Cirque De Soleil- Zarkana; A Review by Shoshana Bachrach

By: Shoshana Bachrach  |  September 12, 2012

World renowned show, Cirque de Soleil: Zarkana tagline, “A fantastically twisted acrobatic extravaganza,” already alludes to its premise of getting lost in a darkly magical, uniquely-Soleil wonderland.

The basic premise of the show’s story is entertaining—a charismatic but temperamental magician on a musical quest. The music is catchy, separating the storyline from the circus and alleviating the sensory overload. And the acts themselves, simple yet fascinating, and often death-defying, had me clutching my seat. Certain acts, like the golden and green clad trapeze artists, looked so effortless and breathtaking, for a second it didn’t seem like what they were doing was difficult at all. The performers were flung into the air and expected to land on a trampoline thinner. From the trampoline, they either soared onto a balance beam, or nearly fell off the “Wheel of Death.” At that point, the audience is shaken back into reality and suddenly we’d all remember how difficult these stunts actually are.

Zarkana entertained, but it didn’t entirely enthrall. I was not completely lost in the fantasy and I did not think the show met my high expectations. Perhaps it was the show’s venue of the classy and enormous Radio City Music Hall that separated the show from its creepy aura. Additionally, the length of the show was disappointing; it was less than an hour and a half, while I had been expecting at least a two hour performance. When the lights turned on, I thought it was the intermission.

The main thing that made me dislike the show was the liberal use of digital effects. The set was created out of three arches onto which various videos were projected. At times this was done to great effect, transforming the stage from a red-tinged mad scientist’s lab to a twisted grove of knotty vines. Other times it just looked cartoonish and out of place—like when a cascade of eyeballs flowed down the backdrop for no apparent reason. Cirque de Soleil is not for the single-task mind; there’s a lot going on at once. As tightrope walkers leapfrogged on an impossibly thin wire, belly dancers shimmied before torches spewing flames in time with the beat, all with a puppet snake ensconced woman singing menacingly in the background. The giant, digital snakes slithering up and down the sides of the main arch that accompanied this were just overkill.

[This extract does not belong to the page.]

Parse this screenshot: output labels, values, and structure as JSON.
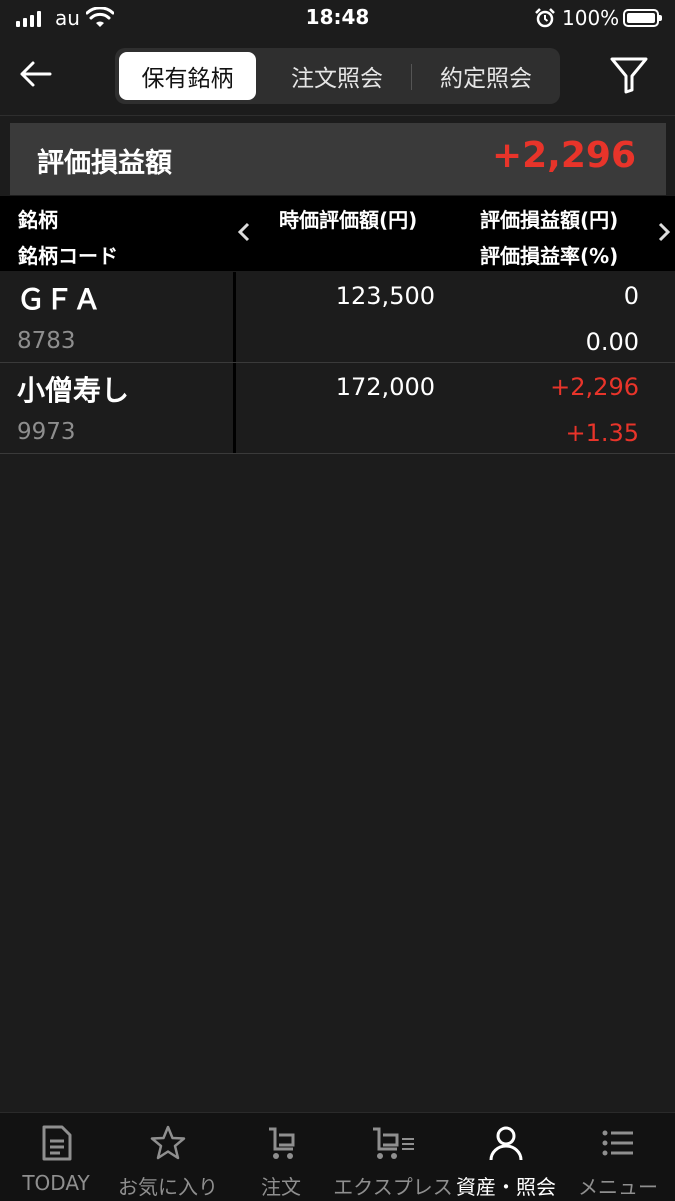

Is Cirque de Soleil a must see show? Zarkana is not. It was enjoyable and entertaining, but if you’re looking for a breathtaking show, go to Broadway. If you’re looking to be enveloped in a circus of mystery and magic, read The Night Circus by Emily Morgenstern. Zarkana won’t blow your mind, but if you’re in the mood for a more artistic take on Barnum and Bailey, it will probably do the trick.